The admission was dragged from her throat, and had hardly emerged before she was locked in his embrace, and he was kissing her, as though never to stop.
When his lips left hers, it was to trace a path to her ear, and he whispered, “Nothing else matters, Regina. Believe me. Only love. Everything else is just window dressing.”

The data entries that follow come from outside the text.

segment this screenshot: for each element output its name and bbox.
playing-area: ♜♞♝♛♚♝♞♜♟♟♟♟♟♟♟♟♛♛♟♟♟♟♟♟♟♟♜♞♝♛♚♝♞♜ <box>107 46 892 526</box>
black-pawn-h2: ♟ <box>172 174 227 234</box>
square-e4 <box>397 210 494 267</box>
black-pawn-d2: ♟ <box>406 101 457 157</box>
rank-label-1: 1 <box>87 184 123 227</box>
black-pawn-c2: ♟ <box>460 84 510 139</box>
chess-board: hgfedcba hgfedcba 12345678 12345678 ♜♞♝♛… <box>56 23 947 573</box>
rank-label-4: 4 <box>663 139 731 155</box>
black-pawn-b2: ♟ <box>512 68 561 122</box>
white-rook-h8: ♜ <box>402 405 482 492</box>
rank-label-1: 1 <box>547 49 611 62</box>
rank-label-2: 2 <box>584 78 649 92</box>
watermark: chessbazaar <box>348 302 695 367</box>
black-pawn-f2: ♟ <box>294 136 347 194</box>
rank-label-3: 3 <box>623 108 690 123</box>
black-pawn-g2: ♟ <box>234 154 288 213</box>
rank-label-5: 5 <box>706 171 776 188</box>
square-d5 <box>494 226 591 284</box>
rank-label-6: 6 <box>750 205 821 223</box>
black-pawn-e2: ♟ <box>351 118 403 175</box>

“I’m afraid.” If there was going to be truth, then it needed to be complete, so he could understand. “Afraid that I won’t be enough for you. That I won’t know how to balance a life with you, and still be true to myself. And afraid I’ll hurt you, or your family, because I don’t really know how to be a part of a unit as close as yours.”
He leaned away so he could see her face.
“Do you love me?”
There was no avoiding it and, truth be told, she didn’t want to avoid it anymore.
“I love you so much it hurts.”
His eyes gleamed, and he had that tender set to his mouth that had first told her how he felt about her.